How psychiatry Promotes Homelessness

Reference:
United Nations Promoting Sustainable Development
Resolution adopted by the United Nations General Assembly on 25 September 2015 “Transforming our world: the 2030 Agenda for Sustainable Development

Sustainable: Of, relating to, or being a method or lifestyle for using resources so that the resources can be maintained and continued, and are not depleted or permanently damaged.

[from Old French sustenir (French: soutenir), from Latin sustineo, sustinere, from sub– (under) + teneo (hold, uphold, possess, guard, maintain)]

The U.N. Sustainable Development Goals

The 17 United Nations Sustainable Development Goals (SDG) and their 169 associated targets adopted in 2015 and accepted by all Member States seek to realize the human rights of all and balance economic, social and environmental factors towards peace and prosperity for all.

To this end we examine some of the existing factors which block or inhibit the realization of these goals, and which must be eliminated so that the goals can be achieved in practice.

SDG 11: Make cities and human settlements inclusive, safe, resilient and sustainable.
Target 11.1: By 2030, ensure access for all to adequate, safe and affordable housing and basic services and upgrade slums.

How Psychiatry Obstructs Target 11.1

We bet you have not yet made the connection between psychiatry and homelessness.

We’re here to tell you about it.

Community Mental Health Centers

The advent of Community Mental Health (CMH) psychiatric programs in the 1960s would not have been possible without the development and use of neuroleptic drugs, also known as antipsychotics, for mentally disturbed individuals.
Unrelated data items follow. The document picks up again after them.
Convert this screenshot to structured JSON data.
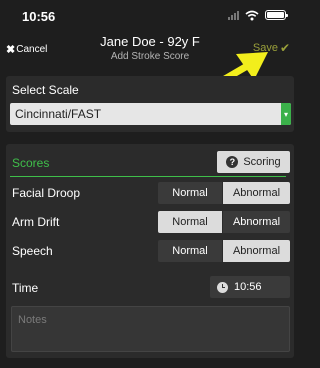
{
  "status_bar": {
    "time": "10:56"
  },
  "nav": {
    "cancel_label": "Cancel",
    "title": "Jane Doe - 92y F",
    "subtitle": "Add Stroke Score",
    "save_label": "Save"
  },
  "scale": {
    "label": "Select Scale",
    "selected": "Cincinnati/FAST"
  },
  "scores": {
    "title": "Scores",
    "scoring_label": "Scoring",
    "rows": [
      {
        "label": "Facial Droop",
        "option_normal": "Normal",
        "option_abnormal": "Abnormal",
        "selected": "Abnormal"
      },
      {
        "label": "Arm Drift",
        "option_normal": "Normal",
        "option_abnormal": "Abnormal",
        "selected": "Normal"
      },
      {
        "label": "Speech",
        "option_normal": "Normal",
        "option_abnormal": "Abnormal",
        "selected": "Abnormal"
      }
    ],
    "time_label": "Time",
    "time_value": "10:56",
    "notes_placeholder": "Notes"
  },
  "colors": {
    "background": "#1e1e1e",
    "panel": "#2b2b2b",
    "accent_green": "#3fbf4a",
    "save_olive": "#9aa03a",
    "annotation_arrow": "#f2ee1c"
  }
}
Neuroleptic is from Greek, meaning “nerve seizing”, reflective of how the drugs act like a chemical lobotomy.

CMH was promoted as the solution to all institutional problems. The premise, based almost entirely on the development and use of neuroleptic drugs, was that patients could now be successfully released back into society. Ongoing service would be provided through government-funded units called Community Mental Health Centers (CMHC). These centers would tend to the patients from within the community, dispensing the neuroleptics that would keep them under control. Governments would save money and individuals would improve faster. The plan was called “deinstitutionalization.”
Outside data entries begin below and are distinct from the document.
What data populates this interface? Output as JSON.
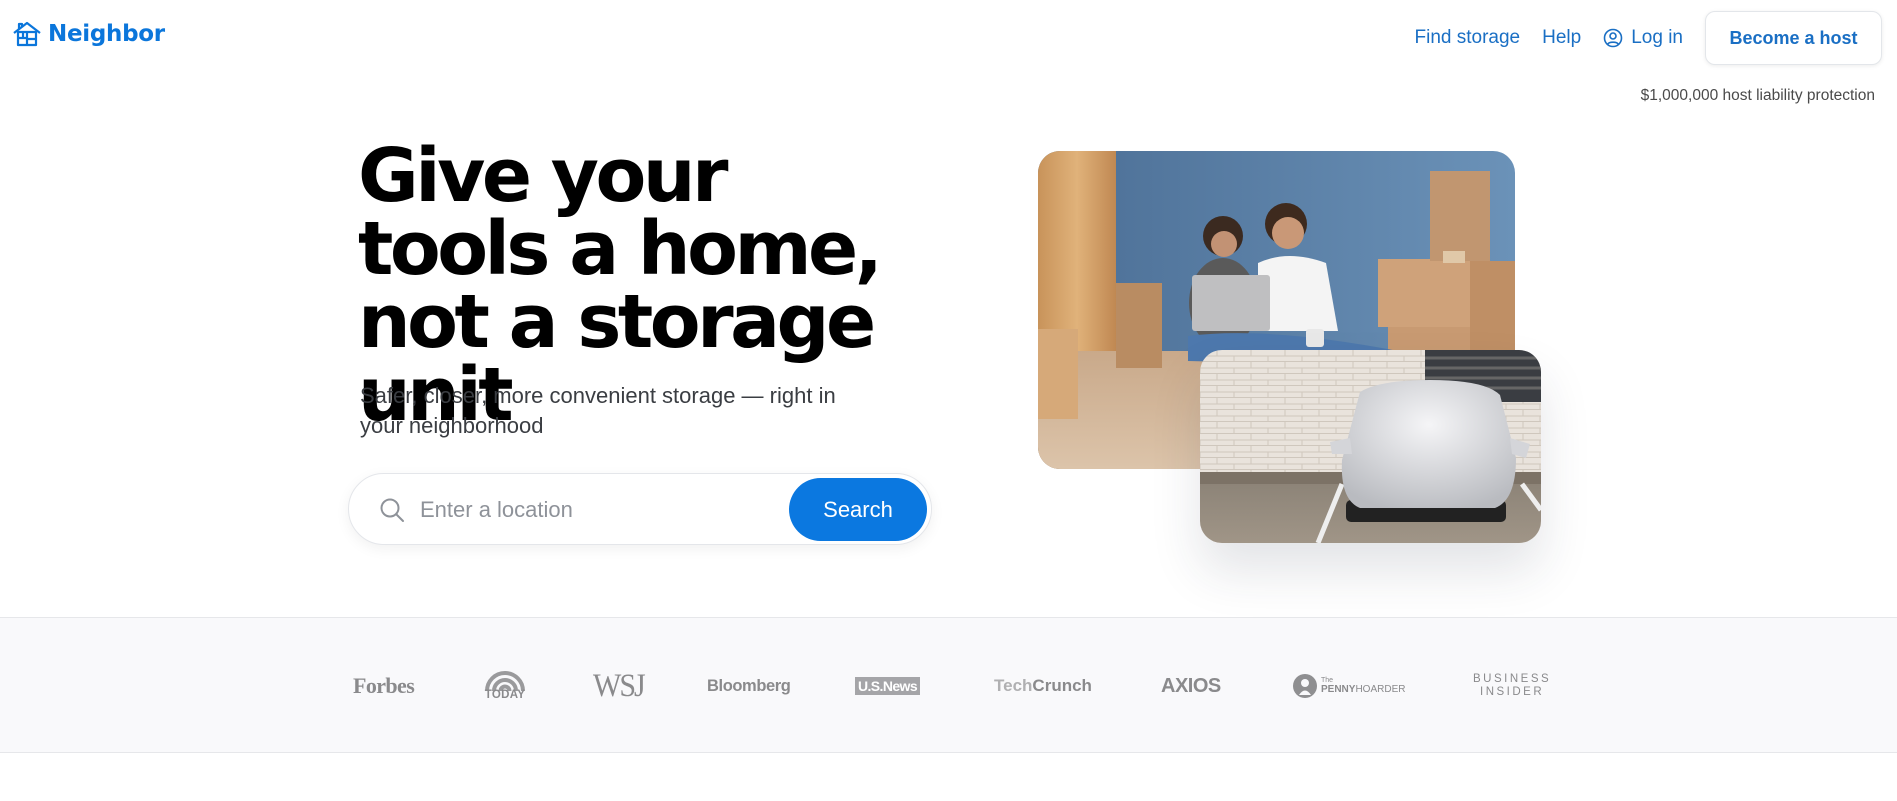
{
  "header": {
    "brand": "Neighbor",
    "brand_color": "#0b76db",
    "nav": {
      "find_storage": "Find storage",
      "help": "Help",
      "login": "Log in",
      "become_host": "Become a host"
    },
    "liability_note": "$1,000,000 host liability protection"
  },
  "hero": {
    "title": "Give your tools a home, not a storage unit",
    "subtitle": "Safer, closer, more convenient storage — right in your neighborhood",
    "search": {
      "placeholder": "Enter a location",
      "value": "",
      "button_label": "Search",
      "button_color": "#0b78e0"
    },
    "images": [
      {
        "alt": "Couple sitting on floor with laptop among moving boxes"
      },
      {
        "alt": "Car under a silver cover parked against a brick wall"
      }
    ]
  },
  "press": {
    "logos": [
      {
        "name": "Forbes",
        "text": "Forbes"
      },
      {
        "name": "TODAY",
        "text": "TODAY"
      },
      {
        "name": "WSJ",
        "text": "WSJ"
      },
      {
        "name": "Bloomberg",
        "text": "Bloomberg"
      },
      {
        "name": "U.S. News",
        "text": "U.S.News"
      },
      {
        "name": "TechCrunch",
        "text_light": "Tech",
        "text_bold": "Crunch"
      },
      {
        "name": "Axios",
        "text": "AXIOS"
      },
      {
        "name": "The Penny Hoarder",
        "text_the": "The",
        "text_penny": "PENNY",
        "text_hoarder": "HOARDER"
      },
      {
        "name": "Business Insider",
        "line1": "BUSINESS",
        "line2": "INSIDER"
      }
    ]
  }
}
The first generation of neuroleptics, now commonly referred to as “typical antipsychotics” or “major tranquilizers,” appeared during the 1960s. They were heavily promoted as “miracle” drugs that made it “possible for most of the mentally ill to be successfully and quickly treated in their own communities and returned to a useful place in society.”
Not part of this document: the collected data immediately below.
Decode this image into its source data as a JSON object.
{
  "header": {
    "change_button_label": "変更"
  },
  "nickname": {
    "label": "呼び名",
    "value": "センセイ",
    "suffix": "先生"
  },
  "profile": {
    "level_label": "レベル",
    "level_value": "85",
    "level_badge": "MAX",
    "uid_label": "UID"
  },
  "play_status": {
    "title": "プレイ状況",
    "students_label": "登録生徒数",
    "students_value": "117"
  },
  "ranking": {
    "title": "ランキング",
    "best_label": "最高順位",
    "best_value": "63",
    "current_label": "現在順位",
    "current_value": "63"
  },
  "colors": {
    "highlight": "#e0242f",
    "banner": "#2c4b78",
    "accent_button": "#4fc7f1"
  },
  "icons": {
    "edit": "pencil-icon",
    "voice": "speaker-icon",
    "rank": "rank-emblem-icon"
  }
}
These claims were false. In an article in the American Journal of Bioethics in 2003, Vera Sharav stated, “The reality was that the therapies damaged the brain’s frontal lobes, which is the distinguishing feature of the human brain. The neuroleptic drugs used since the 1950s ‘worked’ by hindering normal brain function: they dimmed psychosis, but produced pathology often worse than the condition for which they have been prescribed — much like physical lobotomy which psychotropic drugs replaced.”

Mental health courts are facilities established to deal with arrests for misdemeanors or non-violent felonies. Rather than allowing the guilty parties to take responsibility for their crimes, they are diverted to a psychiatric treatment center on the premise that they suffer from “mental illness” which will respond positively to antipsychotic drugs. It is another form of coercive “community mental health treatment.”

Homelessness

The homeless individuals commonly seen grimacing and talking to themselves on the street are exhibiting the effects of such psychiatric drug-induced damage. “Tardive dyskinesia” [tardive, late appearing and dyskinesia, abnormal muscle movement] and “tardive dystonia” [dystonia, abnormal muscle tension] are permanent conditions caused by tranquilizers in which the muscles of the face and body contort and spasm involuntarily.

For almost 50 years, psychiatry has promoted its theory that the only “treatment” for severe mental “illness” is neuroleptic drugs. However, this idea rests on a fault line. The truth is that not only is the drugging of severely mentally disturbed patients unnecessary — and expensive, thus profitable — it also causes brain- and life-damaging side effects.

The Netherlands Institute of Mental Health and Addiction reported that the CMH program in Europe created homelessness, drug addiction, criminal activities, disturbances to public peace and order, and unemployment.

CMHCs became legalized drug dealerships that not only supplied psychiatric drugs to former mental hospital patients, but also supplied prescriptions to individuals free of “serious mental problems.” Deinstitutionalization failed and society has been struggling with homelessness and other disastrous results ever since.

The psychiatric establishment cries for more funding because “so many homeless people suffer from mental illness.” They dissemble, because the psychiatric establishment itself is creating the mental trauma which results in homelessness.

Recommendations

There are workable alternatives to psychiatry’s mind-, brain- and body-damaging treatments. With psychiatry now calling for mandatory mental illness screening for adults and children everywhere, we urge all who have an interest in preserving the mental health, the physical health and the freedom of their families, communities and nations, to find out for themselves. Something must be done to establish real help for those who need it.

Psychiatric fraud and abuse must be eradicated so that SDG 11 can occur.